Were “Black Republican Proclivities” at play in Clear Spring?

Posted on October 14, 2009 by


Before I start with the article, I thought that I should point out… the Hagerstown Mail was a pro-secession publication, unlike Hagerstown’s Herald of Freedom and Torch Light. Apparently, the Mail, seeing all the talk (examples here and here) of strong Unionism in Clear Spring, thought that the town’s strong leanings toward Union might be influenced by one of the town’s rather prominent people… Lewis P. Fiery (a brother, by the way, of William Fiery, the future captain of Co. B of Cole’s Cavalry). More importantly, they suggested that Fiery was a “Black Republican.” Someone with the Hagerstown HF&TL objected, and made some good points (and some unanticipated). This is from the Feb. 6, 1861 edition of the HF&TL:

The Mail charges LEWIS P. FIERY, Esq., with Black Republican proclivities, and yet he and his father [Henry Fiery, Jr] have lost some thousands of dollars worth of Slaves, who made their escape to the Free States and Canada within recent years. Mr. FIERY is an ardent friend of the Union because he knows, as does every other well-informed man, that the slave interest in Maryland will be wholly destroyed if the Union should be finally dissolved. The most ultra Southern men in our midst are those who do not own a cent’s worth of slavery property, although some of them are abundantly able to possess themselves of thousands of dollars worth of it. They are, therefore, non-slaveholders from choice – not necessity – and should pluck the beam from their own eyes before they prate so lustily about the mote in the eyes of others.

Now… this little article offers some interesting challenges to modern thinking (at least in some) about the Union, the Confederacy, and the threatened longevity of the institution of slavery.

First, I’m going to spoil one thing (or make something more clear) by pointing out that another article (later, in early May) stated that, out of the Clear Spring District, there were only two votes for Abraham Lincoln. Though it doesn’t suggest who casts those votes, I don’t think Lewis Fiery and his father were the ones who voted in that way (frankly, I think it would have been at least three votes if the Fiery men were the ones… William Fiery being the potential third vote in such a scenario). From what I understand (though I need to do some additional research on this), the area, and even Washington County, leaned much more toward Constitutional Union Party Candidate John Bell, so “Black Republicanism” wasn’t the factor at hand. To me, it sounds as if the Mail was trying to stir the pot in an effort to influence more locals in favor of secession.
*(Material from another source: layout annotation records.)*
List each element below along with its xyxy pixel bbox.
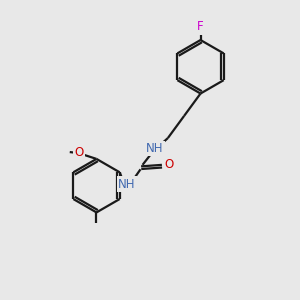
Text: F: F — [197, 20, 204, 33]
Text: NH: NH — [146, 142, 163, 155]
Text: O: O — [165, 158, 174, 171]
Text: NH: NH — [118, 178, 136, 191]
Text: O: O — [75, 146, 84, 159]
That said, it’s interesting to see the manner in which the author of this article specified that slaveholder interests were at stake in the crisis, and yet, the slaveholders felt that the institution would be best protected by looking-out for the Union. Was this a matter of “seeing the writing on the wall,” that the slaveholders of the deeper South who supported secession didn’t have a chance at winning a war? I’m not sure that’s it. Therefore, does this article reflect that these western Maryland slaveholders and non-slaveholders alike (though Washington County was a diminishing culture of slaveholding, it was still a culture in which slaves were a recognized part), realized that secession expedited emancipation far quicker than they hoped and brought with it an immediate impact on finances as opposed to a slow and gradual impact which would be much easier, not only on those who had invested in slaves, but the entire community? I think this has more weight behind it. I say this because, gradual emancipation was already occurring in Washington County.* You might recall, I mentioned in one of my posts from a while back that even my Moore ancestors in the Clear Spring area had ceased being slaveholders sometime after the death of my fourth great grandfather, James Draden Moore, in 1840. It looks like these folks sympathized, to some degree, with the deeper South regarding their beliefs/concerns over the impact that Abraham Lincoln might have on slavery. With the issue of secession being thrust upon the country, financial loss resulting from expedited emancipation seemed imminent. Even so, these western Marylanders weren’t so eager to forsake the Union in the interests of maintaining financial stability… or at least it seems.

*In Washington County, the number of free blacks had grown larger than the number of slaves by 1860, and the number of slaves had declined. In 1860, there were 1,677 free blacks as opposed to 1,435 slaves. In 1850, there were 1,828 free and 2,090 slaves. Of course, there is a factor behind the number of slaves that is missed if taking the number by itself. There was a practice, especially among Dunkers in Washington County, of buying slaves and either setting them free or holding them to an indenture of approximately seven years before they were freed. The “holding as indenture” part was also a time of education and skills-building in preparation for freedom. There is some great information about this, and a general discussion of slavery in Washington County found in Too Afraid To Cry, by Kathleen Ernst.